Présidente de la Commission de la défense du Bundestag, Marie-Agnès Strack-Zimmermann considère que les Occidentaux ne devraient pas négocier sous la menace, elle juge impraticable, dans les circonstances présentes, l’exploitation de Nord Stream 2 et invite à réfléchir à la livraison d’armes défensives à l’Ukraine, prise de position contestée, y compris dans son parti. La ministre de la Défense social-démocrate a également tenu des propos fermes à l'égard de la Russie. Pour son premier déplacement officiel à l'étranger, Christine Lambrecht s'est rendue en Lituanie, où elle a admis "comprendre très bien les inquiétudes des Ukrainiens" et déclaré sans ambiguïté que "la Russie est l'agresseur". "Aujourd'hui, nous devons cibler Poutine et son entourage. Les responsables d'une agression doivent en subir personnellement les conséquences, par exemple ne plus pouvoir voyager pour faire leur shopping à Paris sur les Champs-Elysées".

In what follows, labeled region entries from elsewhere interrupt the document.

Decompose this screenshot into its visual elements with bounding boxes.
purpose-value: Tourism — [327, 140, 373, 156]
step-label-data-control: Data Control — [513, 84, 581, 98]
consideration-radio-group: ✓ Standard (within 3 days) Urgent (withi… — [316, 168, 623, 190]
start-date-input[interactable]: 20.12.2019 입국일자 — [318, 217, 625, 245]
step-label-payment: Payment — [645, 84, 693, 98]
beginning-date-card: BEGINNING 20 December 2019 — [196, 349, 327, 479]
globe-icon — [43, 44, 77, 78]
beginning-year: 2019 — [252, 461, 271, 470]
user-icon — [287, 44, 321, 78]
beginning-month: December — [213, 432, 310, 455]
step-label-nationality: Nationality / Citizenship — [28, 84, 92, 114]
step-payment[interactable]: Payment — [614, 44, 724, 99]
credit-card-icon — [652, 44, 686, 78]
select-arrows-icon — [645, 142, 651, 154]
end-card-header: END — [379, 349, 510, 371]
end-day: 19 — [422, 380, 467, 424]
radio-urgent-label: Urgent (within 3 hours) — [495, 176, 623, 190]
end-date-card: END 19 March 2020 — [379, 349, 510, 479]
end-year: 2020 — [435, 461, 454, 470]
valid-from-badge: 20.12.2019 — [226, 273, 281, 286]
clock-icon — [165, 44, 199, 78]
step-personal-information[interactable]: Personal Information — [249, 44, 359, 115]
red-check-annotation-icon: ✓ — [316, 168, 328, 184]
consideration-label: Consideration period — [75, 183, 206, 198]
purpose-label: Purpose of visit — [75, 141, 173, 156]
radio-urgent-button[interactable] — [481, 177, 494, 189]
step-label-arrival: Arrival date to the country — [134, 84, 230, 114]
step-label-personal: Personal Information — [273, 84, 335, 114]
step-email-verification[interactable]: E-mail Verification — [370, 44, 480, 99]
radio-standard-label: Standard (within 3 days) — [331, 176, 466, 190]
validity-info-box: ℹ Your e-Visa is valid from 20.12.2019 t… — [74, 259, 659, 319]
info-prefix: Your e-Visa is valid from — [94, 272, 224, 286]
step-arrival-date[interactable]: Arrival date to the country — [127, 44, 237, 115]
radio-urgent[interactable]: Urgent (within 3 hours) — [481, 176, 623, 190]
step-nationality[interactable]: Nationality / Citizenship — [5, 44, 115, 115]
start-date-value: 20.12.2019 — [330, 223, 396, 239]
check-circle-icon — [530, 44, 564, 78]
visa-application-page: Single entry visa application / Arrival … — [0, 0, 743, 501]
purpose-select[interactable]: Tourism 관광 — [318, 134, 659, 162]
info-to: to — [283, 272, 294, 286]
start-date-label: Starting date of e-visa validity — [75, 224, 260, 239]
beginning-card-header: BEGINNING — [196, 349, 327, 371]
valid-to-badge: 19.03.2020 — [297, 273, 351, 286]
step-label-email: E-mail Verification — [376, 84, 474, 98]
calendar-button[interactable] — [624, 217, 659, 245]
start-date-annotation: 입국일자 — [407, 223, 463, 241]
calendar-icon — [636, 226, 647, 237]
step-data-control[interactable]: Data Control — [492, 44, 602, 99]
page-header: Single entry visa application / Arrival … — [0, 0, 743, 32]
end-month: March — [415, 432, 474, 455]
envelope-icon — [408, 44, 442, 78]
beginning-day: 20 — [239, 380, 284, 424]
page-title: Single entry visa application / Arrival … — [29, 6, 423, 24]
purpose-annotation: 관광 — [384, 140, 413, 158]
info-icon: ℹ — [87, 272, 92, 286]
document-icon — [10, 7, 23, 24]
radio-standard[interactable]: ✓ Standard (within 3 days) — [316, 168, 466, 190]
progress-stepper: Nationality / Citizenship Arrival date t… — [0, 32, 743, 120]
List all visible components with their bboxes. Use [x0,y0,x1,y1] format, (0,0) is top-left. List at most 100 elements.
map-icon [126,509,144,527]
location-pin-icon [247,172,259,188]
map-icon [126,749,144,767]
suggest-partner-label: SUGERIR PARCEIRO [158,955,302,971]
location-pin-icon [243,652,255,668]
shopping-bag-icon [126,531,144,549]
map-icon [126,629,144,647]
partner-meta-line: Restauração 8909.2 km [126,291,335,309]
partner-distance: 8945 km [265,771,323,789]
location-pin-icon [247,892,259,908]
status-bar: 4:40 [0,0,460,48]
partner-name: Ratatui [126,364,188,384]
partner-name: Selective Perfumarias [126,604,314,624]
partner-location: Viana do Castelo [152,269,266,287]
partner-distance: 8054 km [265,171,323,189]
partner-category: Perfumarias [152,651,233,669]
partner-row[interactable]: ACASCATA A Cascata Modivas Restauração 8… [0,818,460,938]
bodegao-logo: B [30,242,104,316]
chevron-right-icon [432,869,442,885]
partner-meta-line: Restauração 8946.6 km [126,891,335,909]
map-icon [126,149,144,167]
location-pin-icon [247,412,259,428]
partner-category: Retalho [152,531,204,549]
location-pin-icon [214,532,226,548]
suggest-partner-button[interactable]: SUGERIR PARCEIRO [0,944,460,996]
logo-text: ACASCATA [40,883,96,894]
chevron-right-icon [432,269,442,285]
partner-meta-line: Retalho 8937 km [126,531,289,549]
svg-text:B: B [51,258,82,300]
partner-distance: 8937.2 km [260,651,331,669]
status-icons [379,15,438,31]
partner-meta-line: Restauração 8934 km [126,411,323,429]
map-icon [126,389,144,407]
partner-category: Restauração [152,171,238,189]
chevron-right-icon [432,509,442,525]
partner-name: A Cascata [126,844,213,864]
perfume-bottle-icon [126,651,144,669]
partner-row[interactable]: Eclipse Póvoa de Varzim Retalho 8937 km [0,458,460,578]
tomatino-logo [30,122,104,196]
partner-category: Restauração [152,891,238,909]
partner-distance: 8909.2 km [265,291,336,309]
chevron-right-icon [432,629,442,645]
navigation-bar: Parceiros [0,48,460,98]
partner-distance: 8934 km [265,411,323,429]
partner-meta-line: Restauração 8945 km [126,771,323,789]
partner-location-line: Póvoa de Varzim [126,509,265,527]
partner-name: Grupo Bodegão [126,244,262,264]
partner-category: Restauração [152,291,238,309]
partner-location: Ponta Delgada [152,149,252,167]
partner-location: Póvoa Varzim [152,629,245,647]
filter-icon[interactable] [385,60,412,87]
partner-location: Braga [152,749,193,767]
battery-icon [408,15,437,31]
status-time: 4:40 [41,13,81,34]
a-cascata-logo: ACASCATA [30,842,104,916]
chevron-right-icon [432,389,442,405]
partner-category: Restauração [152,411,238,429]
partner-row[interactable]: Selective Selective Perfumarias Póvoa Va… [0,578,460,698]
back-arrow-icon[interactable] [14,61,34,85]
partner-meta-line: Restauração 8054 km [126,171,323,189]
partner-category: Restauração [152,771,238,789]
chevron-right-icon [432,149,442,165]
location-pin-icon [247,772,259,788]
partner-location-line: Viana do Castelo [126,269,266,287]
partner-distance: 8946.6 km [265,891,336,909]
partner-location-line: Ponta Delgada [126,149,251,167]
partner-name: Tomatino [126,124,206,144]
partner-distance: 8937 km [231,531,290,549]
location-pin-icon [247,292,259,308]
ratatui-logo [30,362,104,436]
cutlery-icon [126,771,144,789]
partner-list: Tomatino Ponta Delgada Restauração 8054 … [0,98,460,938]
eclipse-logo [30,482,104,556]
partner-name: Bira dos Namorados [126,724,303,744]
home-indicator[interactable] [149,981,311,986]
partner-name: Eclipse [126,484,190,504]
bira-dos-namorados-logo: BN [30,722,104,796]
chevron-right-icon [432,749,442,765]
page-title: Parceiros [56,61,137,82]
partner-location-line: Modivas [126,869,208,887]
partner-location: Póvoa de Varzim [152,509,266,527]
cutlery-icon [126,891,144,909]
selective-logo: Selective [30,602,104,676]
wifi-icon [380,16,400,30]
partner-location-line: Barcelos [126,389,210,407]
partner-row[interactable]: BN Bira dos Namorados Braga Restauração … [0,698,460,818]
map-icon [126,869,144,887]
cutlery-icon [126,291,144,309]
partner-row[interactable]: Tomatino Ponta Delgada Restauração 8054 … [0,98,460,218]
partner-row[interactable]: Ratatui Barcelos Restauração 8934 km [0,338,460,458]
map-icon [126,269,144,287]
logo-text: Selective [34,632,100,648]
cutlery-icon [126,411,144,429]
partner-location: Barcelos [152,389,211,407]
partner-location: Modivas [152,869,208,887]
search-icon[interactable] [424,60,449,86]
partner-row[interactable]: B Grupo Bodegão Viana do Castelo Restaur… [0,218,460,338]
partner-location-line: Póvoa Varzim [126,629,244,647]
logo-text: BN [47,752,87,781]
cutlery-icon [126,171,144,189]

Longtemps, le chancelier Scholz s'en est tenu à des propos généraux. Lors d'un premier contact, téléphonique, avec le Président russe, le 21 décembre 2021, il a "fait part de ses préoccupations" sur le renforcement de la présence militaire russe à proximité de l'Ukraine, a évoqué la "nécessité urgente d'une désescalade" et de progrès dans les négociations en format "Normandie" (des consultations ont réuni, début janvier, à Moscou son conseiller diplomatique, Jens Plötner, et ses homologues, français, russe et ukrainien). Dans son allocution du Nouvel an, Olaf Scholz a mentionné tout le prix qu'il attache au principe de l'inviolabilité des frontières. Compte tenu de son histoire, la nouvelle Ostpolitik de l’Allemagne ne pouvait qu'être européenne. Au Bundestag, le 12 janvier, Olaf Scholz n'a pas confirmé les affirmations du tabloïd Bild qui lui prêtait l'intention de rencontrer rapidement Vladimir Poutine pour donner un "nouveau départ" à la relation Berlin-Moscou. Il a aussi répété à plusieurs reprises que Nord Stream 2 est "un projet économique" dont le sort devait être décidé "de manière totalement apolitique par une agence en Allemagne". Recevant le 18 janvier le secrétaire général de l’OTAN, Olaf Scholz a durci son discours. Admettant qu’en cas de nouvelle agression russe contre Kiev, toutes les options seraient sur la table, il s’est référé lui aussi à la déclaration germano-américaine du 21 juillet 2021, par laquelle le gouvernement de grande coalition (auquel il appartenait) s’engageait à prendre des mesures, y compris des sanctions, si la Russie utilisait l’énergie comme arme contre Kiev.
Un SPD qui apparaît divisé, à la différence de ses deux partenaires de coalition
Dans le débat, récurrent en Allemagne, qui oppose Russlandversteher et Russlandkritiker, Olaf Scholz ne démontre pas de sympathie particulière envers le Kremlin. Tout en ayant plaidé pendant la campagne électorale en faveur d'une "nouvelle Ostpolitik" et du maintien du dialogue avec "des gouvernements très différents du nôtre", il apparaît, sur cette question également, proche d'Angela Merkel. L’Ostpolitik, inscrite dans l'ADN du SPD, est associée à deux personnalités tutélaires, Willy Brandt et Helmut Schmidt. Mais la figure du premier chancelier social-démocrate de l’histoire de la RFA, incarnation du dialogue avec Moscou, est dominante au sein du SPD, par rapport à celle d’un Helmut Schmidt qui s’était montré ferme lors de la crise des euromissiles, même si, tardivement, il avait manifesté une certaine compréhension à l’égard de la Russie de Poutine.
Aujourd’hui, les sociaux-démocrates apparaissent divisés. Ceux qui, comme Michael Roth, le nouveau président de la Commission des affaires étrangères du Bundestag, entendent contrer les menaces et les manœuvres de déstabilisation russes s’opposent à ceux qui continuent de croire aux vertus du "Wandel durch Handel" et qui, à l'instar du Président Steinmeier, estiment que "les liens énergétiques sont presque le dernier pont entre la Russie et l'Europe". Ainsi, le secrétaire général du SPD appelle les Verts à ne pas remettre en cause l'avenir de Nord Stream 2 : "Notre palette d'instruments diplomatiques offre heureusement plus de possibilités que la simple fermeture d'un gazoduc".